Ironically, this article against procrastination may itself be a form of procrastination. The author's current company seems to have fallen on hard times; its Glassdoor reviews indicate executive mismanagement. A situation that would encourage most managers, especially a CTO, to procrastinate.
Don't get me wrong though, I'm a big believer in writing as therapy. This article just rubs me (maybe incorrectly) as parlaying self-therapy into advice-giving.
Potentially in this case, the fact that you interpreted the self-therapy as potential advice is a testament to the author's ability to write, at the very least.
I don't think the two are mutually exclusive, not that you claimed for them to be. That being said, If anyone has links to topically similar management content, I'd love to read it. Here's one case:
All the examples he gave can go both ways. Hindsight is 20/20
> They’d be better served by addressing the cultural or skill-gaps culminating in the reliability problems instead of trying to solve it themselves
We might end up with things like adding type safety to a dynamic language, relational operation to a document based database
> Founders feel trapped by slog of meeting financial projections, and want to reorganize company efforts towards increased innovation without connecting dots to how it will meet the financial projections.
If not, we might end up like kodak, missing the digital imaging era.
> They’d be better served by holding their managers accountable or empowering their People team
Or we are increasing our management overhead instead of getting things done.

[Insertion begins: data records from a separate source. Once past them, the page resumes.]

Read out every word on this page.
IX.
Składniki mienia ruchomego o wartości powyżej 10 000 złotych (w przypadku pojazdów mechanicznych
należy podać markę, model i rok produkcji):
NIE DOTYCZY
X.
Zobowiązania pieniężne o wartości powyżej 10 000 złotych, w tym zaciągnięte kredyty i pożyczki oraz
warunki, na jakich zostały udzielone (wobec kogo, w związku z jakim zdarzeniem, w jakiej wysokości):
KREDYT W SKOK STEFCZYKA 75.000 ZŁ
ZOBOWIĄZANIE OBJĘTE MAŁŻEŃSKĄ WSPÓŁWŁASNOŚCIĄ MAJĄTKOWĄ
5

All I'm saying is, we really can't tell. There more experience we have, the more likely we can tell. But never as surely as hindsight. Be open, self-aware, humble, and keep learning is the best we can do.
This is, in general, my experience of others and of myself. For me, the key is to recognise the signs in oneself that indicate brooding anxiety or situations that are conflicting, of opinion, of strategy, of personality.
Lists and critical introspection are effective ways for me to manage myself and help others, if possible and if necessary, to help avoid repeated failures and ill-considered decisions.
It’s not easy, people fall easily into nostalgia, whilst ignoring complexity and consequences.
https://www.wsj.com/articles/meditation-app-calm-lays-off-20...
Don't get me wrong though, I'm a big believer in writing as therapy. This article just rubs me (maybe incorrectly) as parlaying self-therapy into advice-giving.